2.2 La cour cantonale a, par renvoi au jugement de première instance considéré que la culpabilité du recourant était lourde. Il a mis sur le marché une quantité considérable de cocaïne et son activité s'est étendue sur une longue période, de fin 2002 jusqu'au début de l'année 2007. Seule son arrestation a mis fin au trafic. En outre, le recourant a joué un rôle essentiel dans la séquestration barbare d'un tiers et démontré ainsi une absence particulière de scrupules et de respect pour autrui. En effet, il y a non seulement participé mais a également eu l'idée de faire appel à des hommes de main pour molester la victime. A charge de l'accusé, les autorités cantonales ont retenu le concours d'infractions. A décharge, elles ont tenu compte d'une diminution légère de responsabilité, de sa bonne collaboration en cours d'enquête, de ses mobiles qui consistaient à assouvir son besoin de stupéfiants et non à s'enrichir, de ses regrets, de son relatif jeune âge et surtout de l'important travail accompli depuis la fin de ses activités délictueuses. A ce titre, la cour cantonale a relevé l'intégration professionnelle exemplaire du recourant, sa rupture avec le milieu toxicomane, le redressement de sa situation financière et la prise de conscience de la gravité de ses actes. Au vu de l'ensemble de ces éléments, elle a jugé qu'une peine privative de liberté de trois ans était adéquate.
 
2.3 En l'espèce, le recourant, avec raison, ne prétend pas que des éléments auraient été omis ou pris en considération à tort par la cour cantonale. Il n'explique pas davantage de manière motivée en quoi cette peine serait exagérément sévère au point de constituer un abus du pouvoir d'appréciation. Il insiste uniquement sur la volonté des premiers juges de limiter sa peine privative de liberté à deux ans. C'est méconnaître que les juges de première instance ont prononcé une peine combinée équivalente à trois ans (2 ans de peine privative de liberté et 360 jours-amende). Or, cette solution n'était pas conforme, l'art. 42 al. 4 CP offrant uniquement la faculté de prononcer une peine combinée globale de deux ans au maximum (cf. consid. 4 infra) ; la cour cantonale devait donc reprendre la problématique de la peine dans le cadre du recours du Ministère public. Au demeurant, il apparaît que la peine a été fixée à trois ans sur la base de critères pertinents, correctement évalués, ce qui a abouti au prononcé d'une peine qui ne peut être qualifiée d'excessive.

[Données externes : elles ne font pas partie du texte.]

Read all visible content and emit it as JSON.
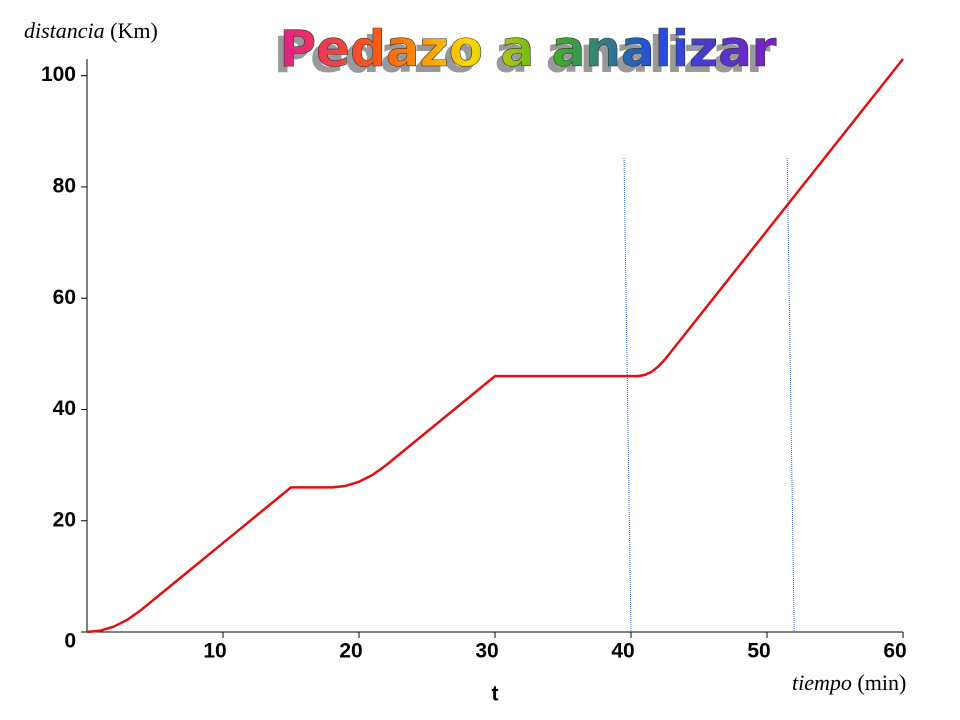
{
  "chart_data": {
    "type": "line",
    "title": "Pedazo a analizar",
    "ylabel": "distancia",
    "yunit": "(Km)",
    "xlabel": "tiempo",
    "xunit": "(min)",
    "xvar": "t",
    "x": [
      0,
      1,
      2,
      3,
      4,
      15,
      18,
      19,
      20,
      21,
      22,
      30,
      40.5,
      41,
      41.5,
      42,
      42.5,
      60
    ],
    "series": [
      {
        "name": "distancia",
        "color": "#e01010",
        "values": [
          0,
          0.25,
          1,
          2.25,
          4,
          26,
          26,
          26.25,
          27,
          28.25,
          30,
          46,
          46,
          46.2,
          46.75,
          47.7,
          49,
          103
        ]
      }
    ],
    "vlines": [
      40,
      52
    ],
    "vline_color": "#3a6fd0",
    "xlim": [
      0,
      60
    ],
    "ylim": [
      0,
      103
    ],
    "xticks": [
      10,
      20,
      30,
      40,
      50,
      60
    ],
    "yticks": [
      0,
      20,
      40,
      60,
      80,
      100
    ]
  }
}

Le grief doit ainsi être rejeté dans la mesure de sa recevabilité.
 
3.
Le recourant fait valoir que la cour cantonale, avec la peine infligée, a aggravé sa situation et violé ainsi l'interdiction de la reformatio in peius.
 
3.1 L'interdiction de la reformatio in peius relève au premier chef du droit cantonal de procédure, dont le Tribunal fédéral ne contrôle l'application que sous l'angle de sa conformité au droit constitutionnel, notamment à l'art. 9 Cst. Encore faut-il que le grief soit motivé conformément aux exigences de l'art. 106 al. 2 LTF (cf. supra, consid. 1).
 
3.2 Le recourant n'invoque aucune disposition du droit cantonal de procédure, et donc, à plus forte raison, il ne démontre pas d'application contraire à ses droits constitutionnels. Son grief apparaît ainsi irrecevable.
 
Au demeurant, il est aussi infondé. Le principe de la reformatio in peius interdit la réforme du jugement entrepris au détriment du recourant lorsqu'il recourt seul (GÉRARD PIQUEREZ, Traité de procédure pénale suisse, 2ème éd., 2006, n. 1215). Dans le cas particulier, la cour cantonale était saisie d'un recours de l'accusé mais aussi du Ministère public qui demandait précisément une aggravation de la peine. Dès lors, elle était en droit d'infliger au recourant une peine plus élevée que celle fixée en première instance.
 
4.
Le recourant reproche à la cour cantonale d'une part de ne pas avoir assorti la peine privative de liberté du sursis total et, d'autre part, de ne pas avoir combiné cette peine avec une peine pécuniaire ferme. Il invoque les art. 42 et 43 CP.
 
4.1 Selon l'article 42 CP, le juge suspend en règle générale l'exécution d'une peine pécuniaire, d'un travail d'intérêt général ou d'une peine privative de liberté de six mois au moins et de deux ans au plus lorsqu'une peine ferme ne paraît pas nécessaire pour détourner l'auteur d'autres crimes ou délits (al. 1). Le juge peut prononcer, en plus du sursis, une peine pécuniaire sans sursis ou une amende (al. 4). En ce qui concerne les peines privative de liberté, le champ d'application de l'art. 42 CP est donc limité aux peines de deux ans au maximum (ATF 134 IV 1 consid. 5.3.2; arrêt 6B_373/2009 du 22 septembre 2009 consid. 4.3.1).
 
Selon l'art. 43 CP, le juge peut suspendre partiellement l'exécution d'une peine pécuniaire, d'un travail d'intérêt général ou d'une peine privative de liberté d'un an au moins et de trois ans au plus afin de tenir compte de façon appropriée de la faute de l'auteur (al. 1). Dans le cas des peines privatives de liberté qui excèdent la limite fixée pour l'octroi du sursis complet - soit entre deux et trois ans -, l'art. 43 CP s'applique de manière autonome. En effet exclu dans ces cas, le sursis complet est alors remplacé par le sursis partiel pour autant qu'il n'y ait pas de pronostic défavorable (ATF 134 IV 1 consid. 5.3.2 et consid. 5.5.1).
 
4.2 En l'espèce, le recourant a été condamné à une peine privative de liberté de trois ans. La quotité de la peine exclut par conséquent le sursis complet; seul le sursis partiel au sens de l'art. 43 CP entre en ligne de compte.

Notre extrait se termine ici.